The two US private-sector securities dealers are to merge, bringing the entire securities industry under the oversight of one body.
The new regulator, which will begin operations in the second quarter of 2007, will streamline broker and dealer regulation and reduce industry compliance costs by millions of dollars a year, according to the NASD and NYSE.
An NYSE spokesman said the new SRO will have the power to levy multi-million dollar fines, prohibit individuals or firms from trading and refer cases for criminal prosecution with the US’s federal government authorities.
The new SRO, which will have operations in New York and Washington, will consist of 2,400-person NASD organisations and about 470 of NYSE Regulation's member regulation, arbitration and enforcement team.

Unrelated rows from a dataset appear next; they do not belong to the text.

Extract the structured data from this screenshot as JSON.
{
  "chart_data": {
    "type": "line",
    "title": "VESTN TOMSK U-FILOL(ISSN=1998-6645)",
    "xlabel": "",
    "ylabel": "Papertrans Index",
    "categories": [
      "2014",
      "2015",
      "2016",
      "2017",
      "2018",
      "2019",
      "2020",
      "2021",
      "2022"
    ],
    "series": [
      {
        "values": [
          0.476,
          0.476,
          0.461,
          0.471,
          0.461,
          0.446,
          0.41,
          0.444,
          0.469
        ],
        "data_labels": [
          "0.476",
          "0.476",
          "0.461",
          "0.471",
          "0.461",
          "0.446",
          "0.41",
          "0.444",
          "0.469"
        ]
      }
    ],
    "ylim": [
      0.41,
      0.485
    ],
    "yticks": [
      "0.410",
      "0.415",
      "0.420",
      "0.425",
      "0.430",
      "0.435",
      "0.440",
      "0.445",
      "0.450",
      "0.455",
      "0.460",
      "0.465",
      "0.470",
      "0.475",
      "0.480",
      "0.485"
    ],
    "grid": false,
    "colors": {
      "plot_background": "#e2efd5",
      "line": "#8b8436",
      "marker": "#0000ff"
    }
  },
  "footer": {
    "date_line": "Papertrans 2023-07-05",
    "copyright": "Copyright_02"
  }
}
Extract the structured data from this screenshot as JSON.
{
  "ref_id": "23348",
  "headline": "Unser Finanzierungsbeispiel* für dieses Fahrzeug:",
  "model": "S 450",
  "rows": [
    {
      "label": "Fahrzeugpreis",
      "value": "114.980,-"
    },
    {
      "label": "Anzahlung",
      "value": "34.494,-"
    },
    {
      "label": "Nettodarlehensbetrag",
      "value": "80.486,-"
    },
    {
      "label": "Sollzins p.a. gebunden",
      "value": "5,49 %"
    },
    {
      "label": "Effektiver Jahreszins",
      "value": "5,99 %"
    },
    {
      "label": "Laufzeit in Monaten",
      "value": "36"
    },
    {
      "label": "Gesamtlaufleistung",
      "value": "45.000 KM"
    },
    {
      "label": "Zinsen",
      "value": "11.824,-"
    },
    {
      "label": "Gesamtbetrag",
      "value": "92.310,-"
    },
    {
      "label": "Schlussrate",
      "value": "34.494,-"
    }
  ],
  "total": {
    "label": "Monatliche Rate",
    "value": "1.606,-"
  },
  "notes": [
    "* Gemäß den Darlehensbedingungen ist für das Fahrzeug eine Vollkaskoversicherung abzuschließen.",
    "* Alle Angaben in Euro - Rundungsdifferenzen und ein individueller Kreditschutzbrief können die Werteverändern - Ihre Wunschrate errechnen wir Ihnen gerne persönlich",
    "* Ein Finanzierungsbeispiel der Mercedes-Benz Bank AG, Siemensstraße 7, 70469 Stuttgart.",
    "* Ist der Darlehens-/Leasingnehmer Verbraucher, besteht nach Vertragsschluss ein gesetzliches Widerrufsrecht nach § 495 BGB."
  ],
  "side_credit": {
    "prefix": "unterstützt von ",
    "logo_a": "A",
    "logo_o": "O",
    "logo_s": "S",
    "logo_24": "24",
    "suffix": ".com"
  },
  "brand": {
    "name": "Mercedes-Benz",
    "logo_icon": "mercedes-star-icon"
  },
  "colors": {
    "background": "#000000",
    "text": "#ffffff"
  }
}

NYSE Regulation’s chief executive Richard Ketchum will serve as the non-executive chairman of the organisation’s board of governors during a three-year transition period, and remain head of NYSE Regulation. NYSE Regulation will continue to oversee market surveillance and listed company compliance at the New York Stock Exchange and NYSE Arca.
NASD chairman and chief executive Mary Schapiro will serve as chief executive of the combined organisation. Her responsibilities will include overseeing NASD's Alternative Display Facility, OTC Bulletin Board and Trade Reporting Facility.The NASD pointed out that, of the 5,100 firms it regulates, 200 are NYSE members and thus overseen by both organisations; the merger would save them millions a year once it is completed.
The NASD has promised its members a one-off $35,000 payment when the merger is complete, "in recognition of anticipated cost savings", as well as lower member fees for the subsequent five years. NYSE shareholders will find the deal "financially neutral", the NASD says.